Peraltro, la lotta all’inflazione non può dipendere esclusivamente dalle politiche monetarie: occorrono strategie rigorose contro ogni evasione fiscale, per la riduzione del debito pubblico in rapporto al Pil e in cifra assoluta, e contro la spirale di crescita dei prezzi, quando l’euro è più robusto della vecchia lira italiana e limita l’inflazione. Le strette monetarie impattano sull’attività bancaria e accentuano la concorrenza fra istituti nella raccolta del risparmio, con un’impennata dei rendimenti per i risparmiatori che investono liquidità con durata prestabilita, con tassi competitivi con quelli dei titoli di Stato.
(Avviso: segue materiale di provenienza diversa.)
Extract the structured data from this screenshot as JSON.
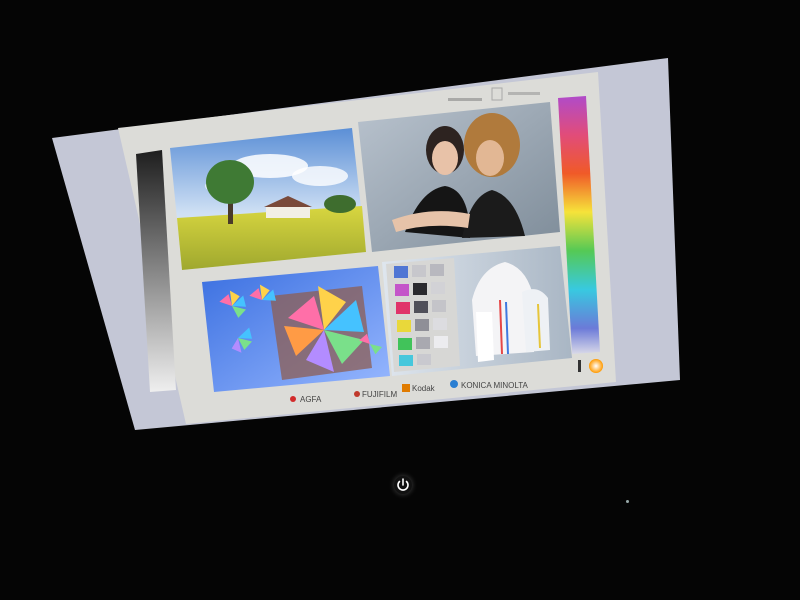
{
  "scene": {
    "description_label": "",
    "brands": [
      {
        "name": "AGFA",
        "color": "#d22b2b"
      },
      {
        "name": "FUJIFILM",
        "color": "#c0392b"
      },
      {
        "name": "Kodak",
        "color": "#e07b00"
      },
      {
        "name": "KONICA MINOLTA",
        "color": "#2b7fd2"
      }
    ],
    "colors": {
      "background": "#050505",
      "screen_frame": "#c9ccd8",
      "screen_inner": "#e6e6e2",
      "gray_ramp_top": "#2a2a2a",
      "gray_ramp_bottom": "#e6e6e6"
    },
    "icons": [
      "power-icon"
    ]
  }
}
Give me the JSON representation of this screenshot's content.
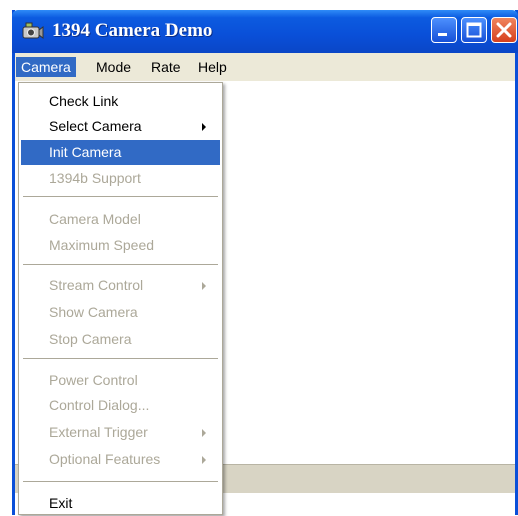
{
  "window": {
    "title": "1394 Camera Demo",
    "icon": "camera-app-icon",
    "controls": {
      "minimize": "minimize-icon",
      "maximize": "maximize-icon",
      "close": "close-icon"
    },
    "accent_color": "#0A4FD8"
  },
  "menubar": {
    "items": [
      {
        "label": "Camera",
        "active": true
      },
      {
        "label": "Mode",
        "active": false
      },
      {
        "label": "Rate",
        "active": false
      },
      {
        "label": "Help",
        "active": false
      }
    ]
  },
  "camera_menu": {
    "items": [
      {
        "label": "Check Link",
        "enabled": true
      },
      {
        "label": "Select Camera",
        "enabled": true,
        "submenu": true
      },
      {
        "label": "Init Camera",
        "enabled": true,
        "selected": true
      },
      {
        "label": "1394b Support",
        "enabled": false
      },
      {
        "label": "Camera Model",
        "enabled": false
      },
      {
        "label": "Maximum Speed",
        "enabled": false
      },
      {
        "label": "Stream Control",
        "enabled": false,
        "submenu": true
      },
      {
        "label": "Show Camera",
        "enabled": false
      },
      {
        "label": "Stop Camera",
        "enabled": false
      },
      {
        "label": "Power Control",
        "enabled": false
      },
      {
        "label": "Control Dialog...",
        "enabled": false
      },
      {
        "label": "External Trigger",
        "enabled": false,
        "submenu": true
      },
      {
        "label": "Optional Features",
        "enabled": false,
        "submenu": true
      },
      {
        "label": "Exit",
        "enabled": true
      }
    ],
    "selection_color": "#316AC5"
  }
}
Gli investimenti di risparmi nelle banche, soprattutto con durata prestabilita, combattono i rischi di razionamento del credito in una fase in cui si è molto ridotta la liquidità nel mercato. E sono evidenti i rischi per il credito a imprese e famiglie che, in dieci anni di tassi a zero, spesso non avevano previsto i rapidi aumenti dei tassi e le riduzioni della liquidità. "Oggi la concorrenza fra le banche sta facendo gradualmente crescere i rendimenti anche sulla liquidità nei conti correnti (innanzitutto strumenti per incassi e pagamenti) che non è a durata prestabilita e non può garantire mutui pluriennali e stabili prestiti a imprese e famiglie. Stato, banche e operatori finanziari pubblici e privati – spiega ancora Patuelli – sono in piena concorrenza nella raccolta della liquidità con i tassi e le loro durate e i risparmiatori ottengono i migliori rendimenti negli investimenti in liquidità, vincolando i depositi a scadenze predefinite".
Dopo anni di ricapitalizzazioni e ristrutturazioni realizzate dagli azionisti e dalle banche con sacrifici e senso di responsabilità, assieme alle rappresentanze sindacali ed ai lavoratori, i rischi, anche internazionali, sono nuovamente cresciuti: e si affacciano all’orizzonte nuovi sintomi di deterioramento del credito che necessitano di ulteriori prudenziali accantonamenti per il rafforzamento anche prospettico della solidità patrimoniale delle banche, premessa di un’economia solida. "Le banche – conclude Patuelli – non hanno rendite di posizione e vengono da anni difficilissimi per crisi di imprese e del debito sovrano, recessioni, epidemie, catastrofi naturali, cui hanno fatto e fanno fronte con grandi aumenti di capitale, accantonamenti e ristrutturazioni sempre socialmente rispettose e realizzate con costruttivi accordi con le rappresentanze sindacali. Salvo nel caso di una sola banca nazionalizzata, le banche in Italia hanno dovuto farsi carico delle forzate risoluzioni e degli altri oneri delle crisi e dei salvataggi di banche concorrenti".